Material and Methods
Reference dose is the plan dose calculated on a CT (pCT) and then associated with the reference CBCT (refCBCT). RefCBCT is the 1st-day CBCT deformed to the anatomy of the pCT. Along a beam path, cumulative HU values are recorded for refCBCT and a daily CBCT (CBCTi). Dose from the refCBCT is then stretched or contracted based on the difference of cumulative values. Prior, refCBCT and CBCTi are smoothed to lessen noise and image artifacts. The images are also crudely corrected for the shape of the HU-to-RSP curve by first using HU histogram matching between pCT and refCBCT and then applying the CT calibration curve. This correction is inaccurate for actual dose calculation on a CBCT, but its effectiveness for comparison between two CBCTs was investigated. Finally, the 1D-warped beam doses are summed into total fractional dose. To validate the method for bilateral HN we compared the estimated fractional doses with our clinical off-line standard.

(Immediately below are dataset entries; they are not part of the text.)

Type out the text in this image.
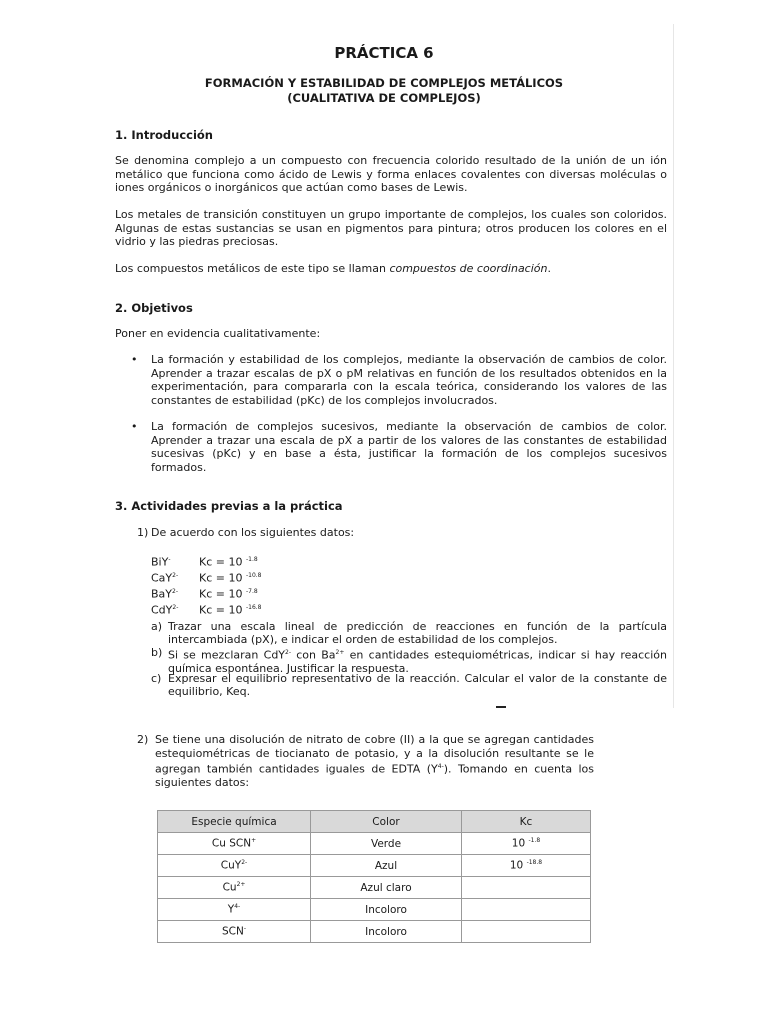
PRÁCTICA 6
FORMACIÓN Y ESTABILIDAD DE COMPLEJOS METÁLICOS
(CUALITATIVA DE COMPLEJOS)
1. Introducción
Se denomina complejo a un compuesto con frecuencia colorido resultado de la unión de un ión metálico que funciona como ácido de Lewis y forma enlaces covalentes con diversas moléculas o iones orgánicos o inorgánicos que actúan como bases de Lewis.
Los metales de transición constituyen un grupo importante de complejos, los cuales son coloridos. Algunas de estas sustancias se usan en pigmentos para pintura; otros producen los colores en el vidrio y las piedras preciosas.
Los compuestos metálicos de este tipo se llaman compuestos de coordinación.
2. Objetivos
Poner en evidencia cualitativamente:
• La formación y estabilidad de los complejos, mediante la observación de cambios de color. Aprender a trazar escalas de pX o pM relativas en función de los resultados obtenidos en la experimentación, para compararla con la escala teórica, considerando los valores de las constantes de estabilidad (pKc) de los complejos involucrados.
• La formación de complejos sucesivos, mediante la observación de cambios de color. Aprender a trazar una escala de pX a partir de los valores de las constantes de estabilidad sucesivas (pKc) y en base a ésta, justificar la formación de los complejos sucesivos formados.
3. Actividades previas a la práctica
1) De acuerdo con los siguientes datos:
BiY-	Kc = 10 $^{-1.8}$
CaY$^{2-}$ Kc = 10 $^{-10.8}$
BaY$^{2-}$ Kc = 10 $^{-7.8}$
CdY$^{2-}$ Kc = 10 $^{-16.8}$
a) Trazar una escala lineal de predicción de reacciones en función de la partícula intercambiada (pX), e indicar el orden de estabilidad de los complejos.
b) Si se mezclaran CdY$^{2-}$ con $Ba^{2+}$ en cantidades estequiométricas, indicar si hay reacción química espontánea. Justificar la respuesta.
c) Expresar el equilibrio representativo de la reacción. Calcular el valor de la constante de equilibrio, Keq.
2) Se tiene una disolución de nitrato de cobre (II) a la que se agregan cantidades estequiométricas de tiocianato de potasio, y a la disolución resultante se le agregan también cantidades iguales de EDTA $(Y^{4-})$. Tomando en cuenta los siguientes datos:
Especie química	Color	Kc
Cu SCN+	Verde	10 $^{-1.8}$
CuY$^{2-}$	Azul	10 $^{-18.8}$
$Cu^{2+}$	Azul claro	
$Y^{4-}$	Incoloro	
SCN-	Incoloro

This includes deforming the closest in time available CT (pCT or QACT) to CBCTi to create a synthetic CT (sCTi) and then use that to calculate dose in the treatment planning system with Monte Carlo. Dose on CTBTi and sCTi was compared with Gamma-index (3mm/3%). 21 oropharyngeal patients previously treated with bilateral neck proton radiation were selected for validation. Patients had at least 3 QACTs and weekly CBCTs (in total 97 CBCTs and 78 QACTs).
Results
Variations of CBCT corrections such as image smoothing, HU histogram matching and application of approximate calibration curves were applied in various combinations. The gamma-index for calculated dose on sCTs versus predicted dose on matching CBCTs acquired 35 days post simulation for all 21 patients was obtained for different levels of corrections. Application of a calibration curve was the only significant correction. Additional corrections improved the agreement but the difference was not statistically significant. The accuracy of the method decreased with increased number of days past simulation. For all 21 patients we compared the predicted dose on 97 CBCTs with calculated dose on matching sCTs. The mean gamma-index pass rate was 98.2% (σ = 2.5%). The 3 lowest rates (<95%) belonged to the same patient with severe dental artifact. Duration of CBCT-based dose prediction was recorded, on average it takes 29s (σ = 4.5s). That includes reading the daily CBCT, correcting the HU, stretching/compressing dose for 5 beams and summing them up.
Conclusion
Using HU-based dose deformation along a proton beam, a rapid and accurate fractional dose estimate for oropharyngeal radiation was obtained and could be used for real-time guidance.